We were treated like VIP's on our return back to the capital Islamabad, and then I also had the privilege to meet with President Musharaf at the President's house.
Dr. Chaudhry was very gracious and understanding that I could only accommodate Lahore for one day, having spent most of my time in the Northern earthquake zone. We did do teaching and sessions with staff and patients there.
St. Lucia (David J. Borrelli, MD)
Thank you for your interest in hearing more of my trip to St. Lucia and the volunteer work available.
St. Lucia has a population of 150,000 people, and with health care provided at one private hospital, one public hospital (St. Judes in Vieux Fort) and an equivalent of a state mental hospital, Golden Hope in the capitol, Castries (approximately 120 beds).

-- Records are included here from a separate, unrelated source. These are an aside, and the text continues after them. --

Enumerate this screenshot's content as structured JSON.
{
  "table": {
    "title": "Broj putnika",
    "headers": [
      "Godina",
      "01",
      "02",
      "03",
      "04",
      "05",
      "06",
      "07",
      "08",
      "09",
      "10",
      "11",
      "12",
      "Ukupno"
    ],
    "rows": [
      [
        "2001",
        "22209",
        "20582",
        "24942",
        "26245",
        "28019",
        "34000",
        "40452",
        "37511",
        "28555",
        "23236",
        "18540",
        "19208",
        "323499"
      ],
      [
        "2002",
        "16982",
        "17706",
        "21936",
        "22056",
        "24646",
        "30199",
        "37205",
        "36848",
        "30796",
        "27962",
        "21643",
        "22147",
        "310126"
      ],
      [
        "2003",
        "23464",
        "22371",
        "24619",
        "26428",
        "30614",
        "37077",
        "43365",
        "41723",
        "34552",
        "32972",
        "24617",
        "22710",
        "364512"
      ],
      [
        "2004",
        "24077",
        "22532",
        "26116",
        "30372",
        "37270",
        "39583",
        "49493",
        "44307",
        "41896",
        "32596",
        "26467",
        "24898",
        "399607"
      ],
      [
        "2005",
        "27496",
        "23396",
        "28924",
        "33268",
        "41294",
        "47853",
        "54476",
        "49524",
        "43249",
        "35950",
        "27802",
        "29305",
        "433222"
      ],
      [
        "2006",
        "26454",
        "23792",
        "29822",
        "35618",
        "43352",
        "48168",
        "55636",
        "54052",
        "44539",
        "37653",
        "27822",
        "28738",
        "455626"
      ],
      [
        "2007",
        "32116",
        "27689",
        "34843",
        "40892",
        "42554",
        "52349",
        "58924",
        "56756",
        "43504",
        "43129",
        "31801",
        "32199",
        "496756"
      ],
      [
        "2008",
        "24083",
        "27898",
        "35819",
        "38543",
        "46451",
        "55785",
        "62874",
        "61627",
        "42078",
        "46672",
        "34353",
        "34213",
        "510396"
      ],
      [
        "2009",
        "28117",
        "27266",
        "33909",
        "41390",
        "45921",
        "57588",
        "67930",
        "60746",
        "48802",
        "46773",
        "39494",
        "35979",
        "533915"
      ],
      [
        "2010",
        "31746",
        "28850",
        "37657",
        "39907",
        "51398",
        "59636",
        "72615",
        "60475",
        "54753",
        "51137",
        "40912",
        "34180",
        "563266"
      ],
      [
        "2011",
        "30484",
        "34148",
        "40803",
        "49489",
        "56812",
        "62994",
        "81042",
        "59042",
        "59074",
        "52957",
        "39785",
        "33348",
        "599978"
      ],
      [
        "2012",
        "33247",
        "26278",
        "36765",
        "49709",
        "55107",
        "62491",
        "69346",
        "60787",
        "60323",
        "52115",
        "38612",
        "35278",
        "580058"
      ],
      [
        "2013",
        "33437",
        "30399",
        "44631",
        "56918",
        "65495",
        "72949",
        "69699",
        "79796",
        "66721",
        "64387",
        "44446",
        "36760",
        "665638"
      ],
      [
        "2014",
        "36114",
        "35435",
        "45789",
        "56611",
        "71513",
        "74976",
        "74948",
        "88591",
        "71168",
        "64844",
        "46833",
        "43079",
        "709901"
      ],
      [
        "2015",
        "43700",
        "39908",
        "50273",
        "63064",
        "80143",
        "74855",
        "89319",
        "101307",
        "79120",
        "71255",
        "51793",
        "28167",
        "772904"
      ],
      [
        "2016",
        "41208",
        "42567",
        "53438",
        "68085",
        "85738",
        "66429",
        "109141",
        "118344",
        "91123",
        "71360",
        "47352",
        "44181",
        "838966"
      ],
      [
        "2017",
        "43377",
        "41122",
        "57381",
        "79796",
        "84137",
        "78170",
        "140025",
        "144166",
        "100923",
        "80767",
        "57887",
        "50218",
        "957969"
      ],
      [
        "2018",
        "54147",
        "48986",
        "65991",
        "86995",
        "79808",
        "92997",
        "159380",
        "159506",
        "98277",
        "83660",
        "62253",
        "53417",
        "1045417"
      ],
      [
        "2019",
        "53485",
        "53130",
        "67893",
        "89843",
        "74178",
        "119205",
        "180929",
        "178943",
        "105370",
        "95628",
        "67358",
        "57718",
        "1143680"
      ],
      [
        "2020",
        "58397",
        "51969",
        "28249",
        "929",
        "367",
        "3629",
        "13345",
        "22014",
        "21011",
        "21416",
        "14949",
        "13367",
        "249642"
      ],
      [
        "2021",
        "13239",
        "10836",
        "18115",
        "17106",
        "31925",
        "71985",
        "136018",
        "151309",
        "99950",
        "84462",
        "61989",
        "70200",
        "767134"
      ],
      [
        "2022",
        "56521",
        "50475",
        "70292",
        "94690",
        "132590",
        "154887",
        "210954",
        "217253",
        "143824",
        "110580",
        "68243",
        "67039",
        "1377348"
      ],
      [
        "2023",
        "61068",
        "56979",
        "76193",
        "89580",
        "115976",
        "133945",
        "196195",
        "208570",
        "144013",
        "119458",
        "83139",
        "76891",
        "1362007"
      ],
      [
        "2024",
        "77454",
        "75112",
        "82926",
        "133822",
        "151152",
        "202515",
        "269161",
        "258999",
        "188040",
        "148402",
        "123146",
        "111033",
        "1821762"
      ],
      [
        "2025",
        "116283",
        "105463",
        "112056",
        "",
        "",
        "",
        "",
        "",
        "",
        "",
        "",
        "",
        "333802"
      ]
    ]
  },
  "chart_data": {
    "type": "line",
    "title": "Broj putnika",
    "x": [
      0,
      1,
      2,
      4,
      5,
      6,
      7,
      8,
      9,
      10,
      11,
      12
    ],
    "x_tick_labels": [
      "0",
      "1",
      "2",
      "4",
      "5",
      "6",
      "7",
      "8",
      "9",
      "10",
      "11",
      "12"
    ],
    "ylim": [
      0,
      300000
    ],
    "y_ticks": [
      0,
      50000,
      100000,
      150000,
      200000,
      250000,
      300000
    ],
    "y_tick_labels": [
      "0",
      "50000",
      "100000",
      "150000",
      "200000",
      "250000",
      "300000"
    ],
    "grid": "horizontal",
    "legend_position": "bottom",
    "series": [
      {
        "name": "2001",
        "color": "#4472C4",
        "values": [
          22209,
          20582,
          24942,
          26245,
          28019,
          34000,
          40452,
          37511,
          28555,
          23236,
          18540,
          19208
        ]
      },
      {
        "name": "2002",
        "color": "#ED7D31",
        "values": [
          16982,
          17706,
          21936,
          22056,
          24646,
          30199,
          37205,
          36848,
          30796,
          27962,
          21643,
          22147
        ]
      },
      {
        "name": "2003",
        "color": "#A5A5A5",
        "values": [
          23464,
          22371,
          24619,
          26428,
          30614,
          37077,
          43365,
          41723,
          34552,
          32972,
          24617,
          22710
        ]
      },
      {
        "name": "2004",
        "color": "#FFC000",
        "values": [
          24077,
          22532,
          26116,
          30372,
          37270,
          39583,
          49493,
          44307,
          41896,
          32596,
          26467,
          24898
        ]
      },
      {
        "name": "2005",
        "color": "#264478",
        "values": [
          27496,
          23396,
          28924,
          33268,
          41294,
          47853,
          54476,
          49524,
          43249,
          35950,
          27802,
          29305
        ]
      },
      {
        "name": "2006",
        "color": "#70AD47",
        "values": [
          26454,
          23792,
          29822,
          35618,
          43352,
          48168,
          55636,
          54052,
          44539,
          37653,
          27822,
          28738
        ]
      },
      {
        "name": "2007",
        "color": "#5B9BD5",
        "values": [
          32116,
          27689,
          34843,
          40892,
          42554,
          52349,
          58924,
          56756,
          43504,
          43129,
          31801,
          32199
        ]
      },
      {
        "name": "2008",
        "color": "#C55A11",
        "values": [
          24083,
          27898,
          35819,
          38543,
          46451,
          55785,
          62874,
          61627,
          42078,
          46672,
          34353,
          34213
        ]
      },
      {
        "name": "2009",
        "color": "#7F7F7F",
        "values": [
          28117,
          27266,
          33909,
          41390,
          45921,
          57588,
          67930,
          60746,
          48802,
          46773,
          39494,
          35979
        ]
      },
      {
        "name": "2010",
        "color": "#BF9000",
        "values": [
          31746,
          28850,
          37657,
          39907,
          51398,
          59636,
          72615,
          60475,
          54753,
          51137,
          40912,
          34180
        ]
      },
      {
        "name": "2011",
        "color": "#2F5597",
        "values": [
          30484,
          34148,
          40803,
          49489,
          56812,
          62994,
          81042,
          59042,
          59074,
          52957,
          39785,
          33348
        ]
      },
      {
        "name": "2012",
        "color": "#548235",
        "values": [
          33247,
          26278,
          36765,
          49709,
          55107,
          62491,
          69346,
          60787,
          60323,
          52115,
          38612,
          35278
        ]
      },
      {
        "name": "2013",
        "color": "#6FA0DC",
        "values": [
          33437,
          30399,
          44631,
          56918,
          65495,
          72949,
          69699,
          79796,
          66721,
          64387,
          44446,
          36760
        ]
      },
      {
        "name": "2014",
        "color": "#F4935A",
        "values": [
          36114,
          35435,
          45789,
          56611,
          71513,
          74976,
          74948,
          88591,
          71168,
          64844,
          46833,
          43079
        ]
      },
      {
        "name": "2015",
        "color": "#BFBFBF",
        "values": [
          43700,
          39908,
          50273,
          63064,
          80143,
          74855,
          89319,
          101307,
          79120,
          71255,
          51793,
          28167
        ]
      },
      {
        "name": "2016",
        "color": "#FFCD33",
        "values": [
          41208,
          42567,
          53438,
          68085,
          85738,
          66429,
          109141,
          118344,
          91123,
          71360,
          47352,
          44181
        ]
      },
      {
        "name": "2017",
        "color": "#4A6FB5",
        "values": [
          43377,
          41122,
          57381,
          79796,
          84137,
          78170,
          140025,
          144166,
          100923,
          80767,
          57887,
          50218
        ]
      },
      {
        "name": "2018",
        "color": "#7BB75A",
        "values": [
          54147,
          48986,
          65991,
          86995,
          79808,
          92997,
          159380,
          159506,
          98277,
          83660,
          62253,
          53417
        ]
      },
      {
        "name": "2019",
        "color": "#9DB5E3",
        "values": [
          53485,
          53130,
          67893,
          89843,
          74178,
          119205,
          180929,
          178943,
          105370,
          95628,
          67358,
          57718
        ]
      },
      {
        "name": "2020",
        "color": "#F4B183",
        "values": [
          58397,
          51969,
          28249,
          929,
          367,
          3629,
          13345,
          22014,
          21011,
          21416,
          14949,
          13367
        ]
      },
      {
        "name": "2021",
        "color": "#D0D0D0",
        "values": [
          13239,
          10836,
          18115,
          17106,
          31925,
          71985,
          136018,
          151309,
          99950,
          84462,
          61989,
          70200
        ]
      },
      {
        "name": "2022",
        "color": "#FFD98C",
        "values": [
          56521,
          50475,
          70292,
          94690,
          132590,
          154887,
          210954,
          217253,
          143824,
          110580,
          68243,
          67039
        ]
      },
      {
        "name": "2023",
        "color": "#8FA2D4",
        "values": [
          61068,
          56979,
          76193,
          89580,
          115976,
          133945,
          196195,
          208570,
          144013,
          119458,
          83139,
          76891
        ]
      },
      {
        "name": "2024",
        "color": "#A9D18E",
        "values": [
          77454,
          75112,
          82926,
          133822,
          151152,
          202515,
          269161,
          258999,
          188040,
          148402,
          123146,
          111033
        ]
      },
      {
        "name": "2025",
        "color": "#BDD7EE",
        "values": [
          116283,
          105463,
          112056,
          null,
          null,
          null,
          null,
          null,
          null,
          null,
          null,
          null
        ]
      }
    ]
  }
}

St. Judes Hospital is a small community hospital, operating on a shoestring budget, but well thought of on the island. The Medical Director, Sylvester Francois, M.D., is from St. Lucia, medically trained in Cuba and is a terrific person. The Coordinator of Volunteer Services, Mr. George L. St. Jour, is a 55 year-old retired school principal, also St. Lucian, who directs a significant volunteer program. I came to know him through two colleagues, both ophthalmologists, who volunteer their time and that of their residents to the program. The psychiatrist at St. Judes, in the southern part of the island, is R. G. Swamy, M.D. is a very likeable, knowledgeable young man who trained in Bangalor, India. His colleague in the north, Dr.Srikumaron Sambisam (aka, Dr.Kumar ) at Golden Hope, trained with him in India, and works with a Cuban psychiatrist who staffs the Golden Hope hospital.
St. Judes has a history of medical students in their last year who participate for periods of four to six weeks, as an elective in Medicine. Two students from St. George Medical School, London and one from Wales were present. There is also a physician and his nurse/wife who are volunteering for one year, and a number of specialists who consult for periods of 1one to two weeks per year.
There is opportunity for volunteerism and training at St. Jude's Hospital. There is work to be done in the way in which psychiatric crises are managed in the community (the police are not trained well in dealing with psychiatric emergencies), and the newer antipsychotic and antidepressant medications have only been recently introduced. Both Drs. Kumar and Swamy are very involved in the community healthcare outpatient clinics in more rural areas. Dr. Kumar at Golden Hope has an interest in medical informatics, and his efforts approach heroic as he deals with a very ill population with few resources.
Should anyone wish to speak to me regarding opportunities with St. Jude, I would be happy to speak to them. I anticipate returning there sometime in the next year.